God planned for mother and baby to remain together in the early years with breastfeeding.  Both the breastfeeding mother and the nursing baby receive many benefits.  The parents also receive a natural spacing of births when the mother nurses her baby following a pattern similar to the Seven Standards of ecological breastfeeding.

Experts for years have stated that the presence of the mother is crucial to the development of her baby.  This fact is usually ignored today in a world which values the mother in the workplace, but it needs to be heard.

Separation of mother and baby is commonly promoted in our society.  After all,  they say, babies must learn to be independent.  The baby should not cling to its mother.  Babies should learn to feed themselves with a bottle, pacify themselves with a pacifier, and sleep for the duration of the night.  This form of parenting, when it works, is very convenient for the parents, especially the mother who thinks she needs time to do other things.

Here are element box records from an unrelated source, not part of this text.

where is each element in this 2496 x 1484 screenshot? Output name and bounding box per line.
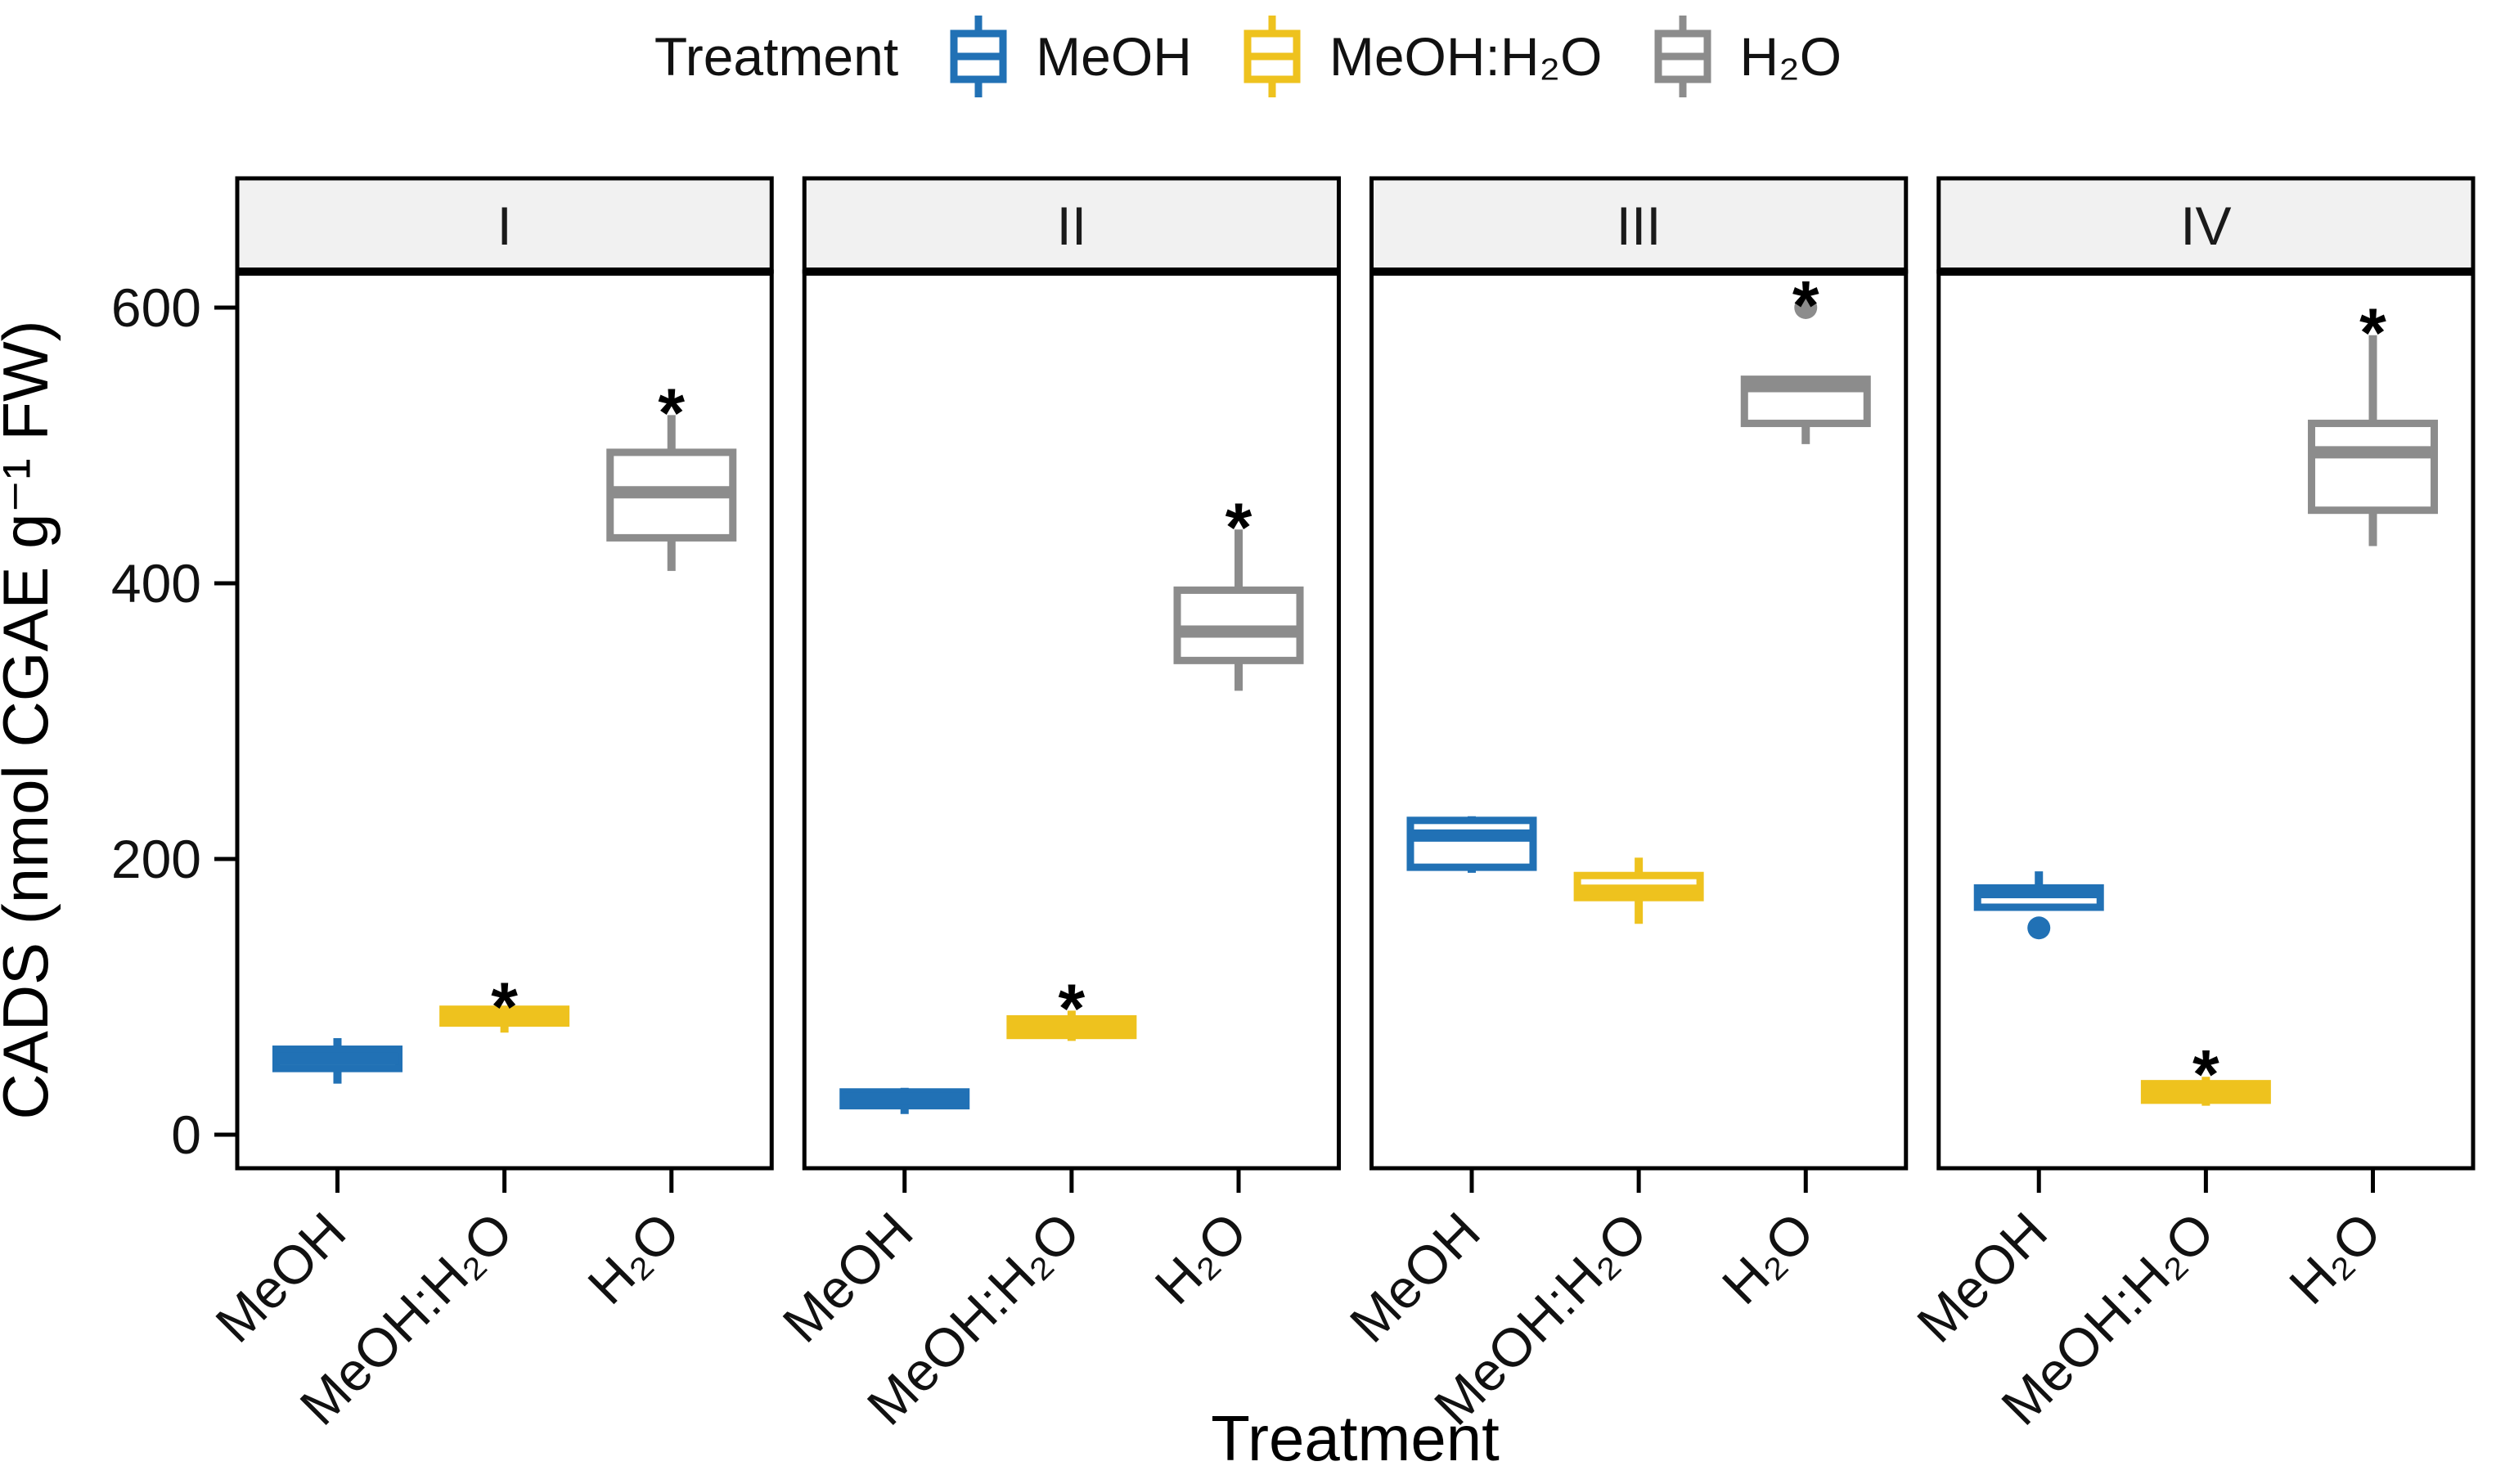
x-axis-tick-label: H₂O: [1143, 1201, 1257, 1315]
facet-strip: [1936, 176, 2476, 274]
boxplot-key-icon: [1244, 16, 1301, 97]
panel-top-rule: [803, 268, 1341, 276]
x-axis-tick-label: MeOH: [1338, 1201, 1491, 1354]
x-axis-tick-label: MeOH: [204, 1201, 357, 1354]
y-axis-tick-label: 600: [111, 277, 201, 338]
boxplot-IV-MeOH:H₂O: *: [2140, 1036, 2271, 1113]
facet-strip-label: I: [497, 196, 511, 256]
legend-label: MeOH: [1036, 26, 1192, 87]
x-axis-title: Treatment: [1211, 1402, 1500, 1474]
x-axis-tick-label: H₂O: [576, 1201, 690, 1315]
significance-asterisk: *: [2359, 295, 2386, 371]
panel-top-rule: [1936, 268, 2475, 276]
iqr-box: [1173, 586, 1304, 664]
significance-asterisk: *: [658, 374, 685, 451]
boxplot-II-MeOH: [839, 1087, 970, 1114]
legend: Treatment MeOH MeOH:H₂O: [0, 3, 2496, 110]
x-axis-tick-label: MeOH: [771, 1201, 924, 1354]
legend-label: H₂O: [1739, 26, 1842, 87]
boxplot-II-MeOH:H₂O: *: [1006, 969, 1137, 1046]
outlier-point: [2027, 916, 2051, 940]
boxplot-III-H₂O: *: [1740, 267, 1871, 444]
legend-title: Treatment: [654, 26, 899, 87]
significance-asterisk: *: [1059, 969, 1086, 1046]
panel-border: [1936, 269, 2476, 1171]
legend-item-meoh-h2o: MeOH:H₂O: [1238, 14, 1603, 99]
significance-asterisk: *: [491, 969, 518, 1046]
significance-asterisk: *: [1226, 488, 1252, 565]
panel-top-rule: [236, 268, 774, 276]
x-axis-tick-label: H₂O: [1711, 1201, 1825, 1315]
x-axis-tick-label: H₂O: [2278, 1201, 2392, 1315]
boxplot-key-icon: [1654, 16, 1711, 97]
iqr-box: [2308, 420, 2439, 515]
boxplot-I-MeOH: [272, 1038, 403, 1084]
y-axis: 0 200 400 600: [111, 277, 237, 1165]
facet-strip-label: III: [1617, 196, 1662, 256]
y-axis-tick-label: 400: [111, 553, 201, 614]
legend-label: MeOH:H₂O: [1329, 26, 1603, 87]
legend-item-h2o: H₂O: [1648, 14, 1842, 99]
y-axis-tick-label: 200: [111, 829, 201, 889]
facet-strip-label: IV: [2180, 196, 2231, 256]
boxplot-I-MeOH:H₂O: *: [439, 969, 570, 1046]
significance-asterisk: *: [2192, 1036, 2219, 1113]
boxplot-I-H₂O: *: [606, 374, 737, 571]
facet-strip: [802, 176, 1341, 274]
legend-item-meoh: MeOH: [944, 14, 1192, 99]
boxplot-key-icon: [950, 16, 1007, 97]
boxplot-IV-H₂O: *: [2308, 295, 2439, 546]
panel-top-rule: [1369, 268, 1908, 276]
boxplot-III-MeOH:H₂O: [1573, 857, 1704, 924]
y-axis-tick-label: 0: [171, 1104, 201, 1165]
boxplot-IV-MeOH: [1973, 871, 2104, 940]
outlier-point: [1794, 296, 1818, 319]
boxplot-II-H₂O: *: [1173, 488, 1304, 691]
facet-strip-label: II: [1057, 196, 1087, 256]
boxplot-III-MeOH: [1406, 816, 1537, 873]
iqr-box: [1406, 816, 1537, 871]
significance-asterisk: *: [1792, 267, 1819, 344]
y-axis-title: CADS (nmol CGAE g⁻¹ FW): [0, 320, 61, 1119]
x-axis-tick-label: MeOH: [1905, 1201, 2058, 1354]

But is this what nature intended?  Does God have anything to say about this in his plan for mothers and babies?  Are mother and baby one unit or are they to be treated separately?  Is the mother as physically close to her baby during breastfeeding, especially during the early years, as she is during pregnancy?  Is there a natural biological oneness during breastfeeding as there was during pregnancy?  Many breastfeeding experts have stated YES to the last question, that breastfeeding is a continuation of pregnancy.  The only change is that the baby is now outside the mother’s body.

There are three physiologic similarities between the two: pregnancy and breastfeeding.
1) With both, the baby is physically close to the mother.  With breastfeeding the baby is often carried on the mother’s body or is in her arms, but now both can interact with each other.

2) As with pregnancy, the breastfed baby is still receiving all his nourishment from his mother and this lasts for about 6-9 months.  After that time when other foods are slowly taken by the baby, the baby still receives much of his nutrition from his mother.

3) The mother remains in amenorrhea (no menstruation) during breastfeeding as well as during pregnancy. Normally a mother receives more months of amenorrhea from breastfeeding than she does from pregnancy if she follows the natural mothering program, i.e., the Seven Standards of eco-breastfeeding.